In True Things, Burke plays a cocksure, slightly impertinent man in his early-to-mid-30s with dirty blond hair known simply as “Blond” who, following a four-month prison term, turns up at a welfare office in the windswept coastal town of Ramsgate, south-east England that is staffed by (among others) the film’s protagonist, Kate (Ruth Wilson). Kate is maladjusted to adult life, possibly somewhat neurodivergent, regularly oversleeping, and turning up late to her job so often that she is on the verge of losing it. She barely has any food in her house. She tells others about how she would like to go away somewhere, but when questioned as to where, she is not able to go into specifics, merely that she wants to go “somewhere different.”

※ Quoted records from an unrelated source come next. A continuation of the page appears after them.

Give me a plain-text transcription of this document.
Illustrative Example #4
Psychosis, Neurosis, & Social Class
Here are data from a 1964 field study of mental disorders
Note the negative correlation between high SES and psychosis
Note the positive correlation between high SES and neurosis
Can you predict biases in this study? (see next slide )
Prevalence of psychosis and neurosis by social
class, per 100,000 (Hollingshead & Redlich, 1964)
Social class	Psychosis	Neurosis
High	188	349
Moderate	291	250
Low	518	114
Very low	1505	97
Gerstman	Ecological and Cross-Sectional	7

When Blond turns up at Kate’s workstation with the intention of claiming welfare, she is intrigued by him and excited by his devil-may-care attitude. The pair begin dating, and initially it seems as though all may be going well. However, what starts off as the odd instance of Blond leaving Kate without saying goodbye or him borrowing items of hers without asking permission soon degenerates into a pattern of negging, gaslighting, and emotional abuse.
Wilson and Burke both turn in solid performances here, Wilson managing to prevent Kate’s lackadaisical attitude from diminishing the amount of sympathy the viewer is able to feel for the character, Burke imbuing a fundamentally unattractive character with enough charisma to make Kate’s attraction to him understandable. Credit should also go to Elizabeth Rider, who does some good work as Kate’s interfering mother, as well as Frank McCusker, who plays her considerably more likable father. Wootliff does a generally good job behind the camera, although the daydreamy, sensual atmosphere she injects into the film’s opening sex scene makes it feel slightly hackneyed. Scenes depicting Kate’s psychological disorientation could also have been handled with more directorial subtlety.
It should be stated that True Things has been adapted from Deborah Kay Davies’ 2010 novel, True Things About Me, in which Blond’s abuse is physical rather than psychological, so in terms of its recreation of Davies’ writing, it is not completely faithful. However, a fully accurate cinematic retelling of the novel sounds like it would have been a very distressing experience for the viewer, so it is perhaps through an act of mercy on Wootliff and co-screenwriter Molly Davies’ part that this is the case. Overall, True Things is a highly compelling and watchable psychological drama. The strong screenplay serves as a good foundation for Wootliff to elicit affecting performances from Wilson, Burke, Rider, McCusker, et al. She manages to maintain a subtly disturbing atmosphere for the majority of the film, and Burke’s talent for playing charismatic abusers continues to shine through.